After some refactoring of my OptiX 7.0 program, i keep getting the error: “an illegal memory access was encountered” when calling optixLaunch.
I have tried creating a pipeline with an empty raygen program, and the error persits, so i know it is not some error in my CUDA code.
I have spent quite some time already to try and debug this, but i just cant seem to make the error go away.
Running cuda-memcheck gives the following error:
========= Host API memory access error at host access to 0x7f6885e09cf8 of size 1164 bytes ========= Invalid range on access by cudaMemcopy source. ========= Saved host backtrace up to driver entry point at error ========= Host Frame:/usr/lib/x86_64-linux-gnu/libcuda.so.1 (cuMemcpyDtoDAsync_v2 + 0x219) [0x293d59] ========= Host Frame:/usr/lib/x86_64-linux-gnu/libnvidia-rtcore.so.440.26 [0x14b2bb] ========= Host Frame:/usr/lib/x86_64-linux-gnu/libnvidia-rtcore.so.440.26 [0x14bd0d] ========= Host Frame:/usr/lib/x86_64-linux-gnu/libnvoptix.so.1 [0x167998] ========= Host Frame:/usr/lib/x86_64-linux-gnu/libnvoptix.so.1 [0x72c875] ========= Host Frame:godray.8447d32d/godray [0x13f00] ========= Host Frame:godray.8447d32d/godray [0xfabb] ========= Host Frame:/lib/x86_64-linux-gnu/libc.so.6 (__libc_start_main + 0xe7) [0x21b97] ========= Host Frame:godray.8447d32d/godray [0x1068a]
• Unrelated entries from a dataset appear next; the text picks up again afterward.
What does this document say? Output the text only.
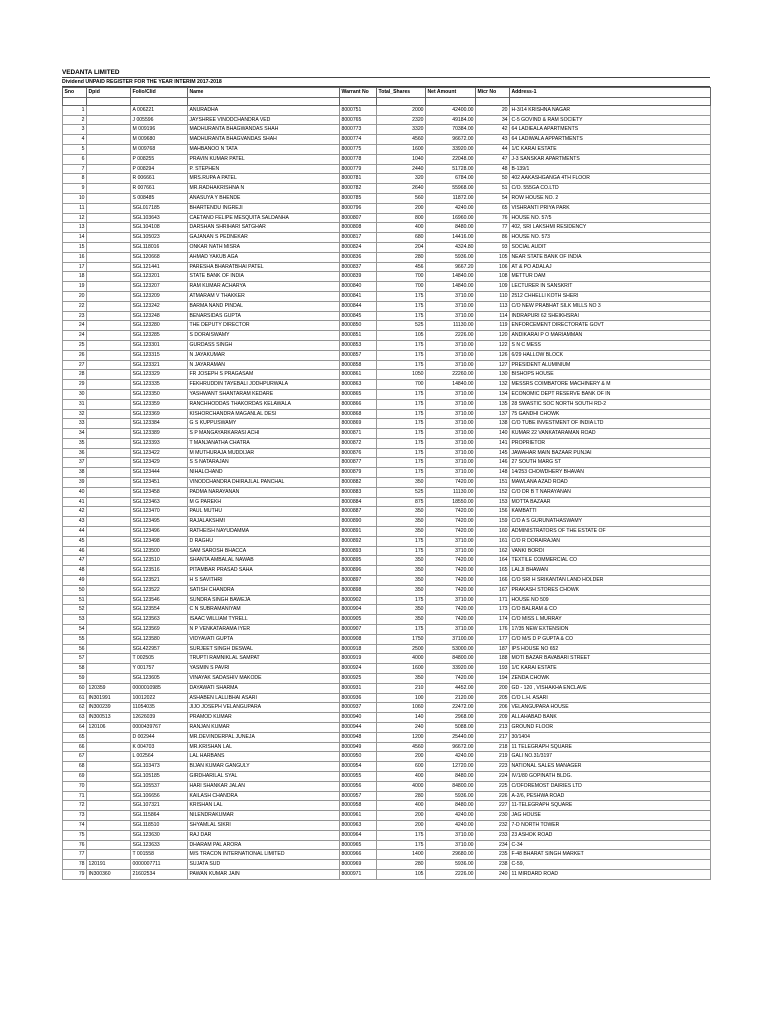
VEDANTA LIMITED
Dividend UNPAID REGISTER FOR THE YEAR INTERIM 2017-2018
Sno	Dpid	Folio/Clid	Name	Warrant No	Total_Shares	Net Amount	Micr No	Address-1

1		A 006221	ANURADHA	8000751	2000	42400.00	20	H-3/14 KRISHNA NAGAR
2		J 005596	JAYSHREE VINODCHANDRA VED	8000765	2320	49184.00	34	C-5 GOVIND & RAM SOCIETY
3		M 009196	MADHURANTA BHAGWANDAS SHAH	8000773	3320	70384.00	42	64 LADIEALA APARTMENTS
4		M 009680	MADHURANTA BHAGVANDAS SHAH	8000774	4560	96672.00	43	64 LADIWALA APPARTMENTS
5		M 009768	MAHBANOO N TATA	8000775	1600	33920.00	44	1/C KARAI ESTATE
6		P 008255	PRAVIN KUMAR PATEL	8000778	1040	22048.00	47	J-3 SANSKAR APARTMENTS
7		P 008294	P. STEPHEN	8000779	2440	51728.00	48	B-139/1
8		R 006661	MRS.RUPA A PATEL	8000781	320	6784.00	50	402 AAKASHGANGA 4TH FLOOR
9		R 007661	MR.RADHAKRISHNA N	8000782	2640	55968.00	51	C/O. 555GA CO.LTD
10		S 008485	ANASUYA Y BHENDE	8000785	560	11872.00	54	ROW HOUSE NO. 2
11		SGL017185	BHARTENDU INGREJI	8000796	200	4240.00	65	VISHRANTI PRIYA PARK
12		SGL103643	CAETANO FELIPE MESQUITA SALDANHA	8000807	800	16960.00	76	HOUSE NO. 57/5
13		SGL104108	DARSHAN SHRIHARI SATGHAR	8000808	400	8480.00	77	402, SRI LAKSHMI RESIDENCY
14		SGL105023	GAJANAN S PEDNEKAR	8000817	680	14416.00	86	HOUSE NO. 573
15		SGL118016	ONKAR NATH MISRA	8000824	204	4324.80	93	SOCIAL AUDIT
16		SGL120668	AHMAD YAKUB AGA	8000836	280	5936.00	105	NEAR STATE BANK OF INDIA
17		SGL121441	PARESHA BHARATBHAI PATEL	8000837	456	9667.20	106	AT & PO ADALAJ
18		SGL123201	STATE BANK OF INDIA	8000839	700	14840.00	108	METTUR DAM
19		SGL123207	RAM KUMAR ACHARYA	8000840	700	14840.00	109	LECTURER IN SANSKRIT
20		SGL123209	ATMARAM V THAKKER	8000841	175	3710.00	110	2512 CHHELLI KOTH SHERI
22		SGL123242	BARMA NAND PINDAL	8000844	175	3710.00	113	C/O NEW PRABHAT SILK MILLS NO 3
23		SGL123248	BENARSIDAS GUPTA	8000845	175	3710.00	114	INDRAPURI 62 SHEIKHSRAI
24		SGL123280	THE DEPUTY DIRECTOR	8000850	525	11130.00	119	ENFORCEMENT DIRECTORATE GOVT
24		SGL123285	S DORAISWAMY	8000851	105	2226.00	120	ANDIKARAI P O MARIAMMAN
25		SGL123301	GURDASS SINGH	8000853	175	3710.00	122	S N C MESS
26		SGL123315	N JAYAKUMAR	8000857	175	3710.00	126	6/29 HALLOW BLOCK
27		SGL123321	N JAYARAMAN	8000858	175	3710.00	127	PRESIDENT ALUMINIUM
28		SGL123329	FR JOSEPH S PRAGASAM	8000861	1050	22260.00	130	BISHOPS HOUSE
29		SGL123335	FEKHRUDDIN TAYEBALI JODHPURWALA	8000863	700	14840.00	132	MESSRS COIMBATORE MACHINERY & M
30		SGL123350	YASHWANT SHANTARAM KEDARE	8000865	175	3710.00	134	ECONOMIC DEPT RESERVE BANK OF IN
31		SGL123359	RANCHHODDAS THAKORDAS KELAWALA	8000866	175	3710.00	135	28 SWASTIC SOC NORTH SOUTH RD-2
32		SGL123369	KISHORCHANDRA MAGANLAL DESI	8000868	175	3710.00	137	75 GANDHI CHOWK
33		SGL123384	G S KUPPUSWAMY	8000869	175	3710.00	138	C/O TUBE INVESTMENT OF INDIA LTD
34		SGL123389	S P MANGAYARKARASI ACHI	8000871	175	3710.00	140	KUMAR 22 VANKATARAMAN ROAD
35		SGL123393	T MANJANATHA CHATRA	8000872	175	3710.00	141	PROPRIETOR
36		SGL123422	M MUTHURAJA MUDDIJAR	8000876	175	3710.00	145	JAWAHAR MAIN BAZAAR PUNJAI
37		SGL123429	S S NATARAJAN	8000877	175	3710.00	146	27 SOUTH MARG ST
38		SGL123444	NIHALCHAND	8000879	175	3710.00	148	14/253 CHOWDHERY BHAVAN
39		SGL123451	VINODCHANDRA DHIRAJLAL PANCHAL	8000882	350	7420.00	151	MAWLANA AZAD ROAD
40		SGL123458	PADMA NARAYANAN	8000883	525	11130.00	152	C/O DR B T NARAYANAN
41		SGL123463	M G PAREKH	8000884	875	18550.00	153	MOTTA BAZAAR
42		SGL123470	PAUL MUTHU	8000887	350	7420.00	156	KAMBATTI
43		SGL123495	RAJALAKSHMI	8000890	350	7420.00	159	C/O A S GURUNATHASWAMY
44		SGL123496	RATHEISH NAYUDAMMA	8000891	350	7420.00	160	ADMINISTRATORS OF THE ESTATE OF
45		SGL123498	D RAGHU	8000892	175	3710.00	161	C/O R DORAIRAJAN
46		SGL123500	SAM SAROSH BHACCA	8000893	175	3710.00	162	VANKI BORDI
47		SGL123510	SHANTA AMBALAL NAWAB	8000895	350	7420.00	164	TEXTILE COMMERCIAL CO
48		SGL123516	PITAMBAR PRASAD SAHA	8000896	350	7420.00	165	LALJI BHAWAN
49		SGL123521	H S SAVITHRI	8000897	350	7420.00	166	C/O SRI H SRIKANTAN LAND HOLDER
50		SGL123522	SATISH CHANDRA	8000898	350	7420.00	167	PRAKASH STORES CHOWK
51		SGL123546	SUNDRA SINGH BAWEJA	8000902	175	3710.00	171	HOUSE NO 509
52		SGL123554	C N SUBRAMANIYAM	8000904	350	7420.00	173	C/O BALRAM & CO
53		SGL123563	ISAAC WILLIAM TYRELL	8000905	350	7420.00	174	C/O MISS L MURRAY
54		SGL123569	N P VENKATARAMA IYER	8000907	175	3710.00	176	17/35 NEW EXTENSION
55		SGL123580	VIDYAVATI GUPTA	8000908	1750	37100.00	177	C/O M/S D P GUPTA & CO
56		SGL422957	SURJEET SINGH DESWAL	8000918	2500	53000.00	187	IPS HOUSE NO 652
57		T 002505	TRUPTI RAMNIKLAL SAMPAT	8000919	4000	84800.00	188	MOTI BAZAR BAVABARI STREET
58		Y 001757	YASMIN S PAVRI	8000924	1600	33920.00	193	1/C KARAI ESTATE
59		SGL123605	VINAYAK SADASHIV MAKODE	8000925	350	7420.00	194	ZENDA CHOWK
60	120359	0000010985	DAYAWATI SHARMA	8000931	210	4452.00	200	GD - 120 , VISHAKHA ENCLAVE
61	IN301991	10012022	ASHABEN LALLIBHAI ASARI	8000936	100	2120.00	205	C/O L.H. ASARI
62	IN300239	11054035	JIJO JOSEPH VELANGUPARA	8000937	1060	22472.00	206	VELANGUPARA HOUSE
63	IN300513	12626039	PRAMOD KUMAR	8000940	140	2968.00	209	ALLAHABAD BANK
64	120106	0000439767	RANJAN KUMAR	8000944	240	5088.00	213	GROUND FLOOR
65		D 002944	MR.DEVINDERPAL JUNEJA	8000948	1200	25440.00	217	30/1404
66		K 004703	MR.KRISHAN LAL	8000949	4560	96672.00	218	11 TELEGRAPH SQUARE
67		L 002564	LAL HARBANS	8000950	200	4240.00	219	GALI NO.31/3197
68		SGL103473	BIJAN KUMAR GANGULY	8000954	600	12720.00	223	NATIONAL SALES MANAGER
69		SGL105185	GIRDHARILAL SYAL	8000955	400	8480.00	224	IV/1/80 GOPINATH BLDG.
70		SGL105537	HARI SHANKAR JALAN	8000956	4000	84800.00	225	C/OFOREMOST DAIRIES LTD
71		SGL106656	KAILASH CHANDRA	8000957	280	5936.00	226	A-2/6, PESHWA ROAD
72		SGL107321	KRISHAN LAL	8000958	400	8480.00	227	11-TELEGRAPH SQUARE
73		SGL115864	NILENDRAKUMAR	8000961	200	4240.00	230	JAG HOUSE
74		SGL118510	SHYAMLAL SIKRI	8000963	200	4240.00	232	7-D NORTH TOWER
75		SGL123630	RAJ DAR	8000964	175	3710.00	233	23 ASHOK ROAD
76		SGL123633	DHARAM PAL ARORA	8000965	175	3710.00	234	C-34
77		T 001558	M/S TRACON INTERNATIONAL LIMITED	8000966	1400	29680.00	235	F-48 BHARAT SINGH MARKET
78	120191	0000007711	SUJATA SUD	8000969	280	5936.00	238	C-59,
79	IN300360	21602534	PAWAN KUMAR JAIN	8000971	105	2226.00	240	11 MIRDARD ROAD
To my understanding, as i am launching with an empty raygen program, the error must be with either the pipeline or the SBT i am passing as to the optixLaunch call. But i am having a lot of trouble locating what the error is exactly.
How should i best proceed to debug the error, and what could potentially be the cause?
I ran cuda-gbd on the program, which gave the following error:
CUDA Exception: Warp Illegal Address The exception was triggered at PC 0x5555580ccd30 Thread 1 "godray" received signal CUDA_EXCEPTION_14, Warp Illegal Address. [Switching focus to CUDA kernel 0, grid 48, block (0,0,0), thread (32,0,0), device 0, sm 0, warp 2, lane 0] 0x00005555580ccd60 in ??<<<(128,128,1),(64,1,1)>>> ()
It’s hard to say from the error messages, but if you have a small, complete sample I could try to run it.
The first error said “Invalid range on access by cudaMemcopy source.” so I would maybe start by look at the host code for that one. It might be a problem before launch that doesn’t get caught until launch time.
Be aware that older versions of cuda-memcheck don’t actually work with OptiX, they will report incorrect memory access errors because OptiX is not always ABI compatible with CUDA. I heard that OptiX support was added to cuda-memcheck recently, but this morning I’m having trouble getting an answer which versions are expected to work. You might be able to tell by running cuda-memcheck on a working OptiX SDK sample – if it fails then you know your cuda-memcheck doesn’t support OptiX.
cuda-gdb does have OptiX support, but you do have to make sure you’re on a very recent driver with the latest version of cuda-gdb. I don’t immediately know all the reasons you can get a Warp Illegal Address. I’d recommend reviewing all of your module and pipeline options first, compare it to a working OptiX SDK sample. If you don’t catch it, feel free to send me a reproducer.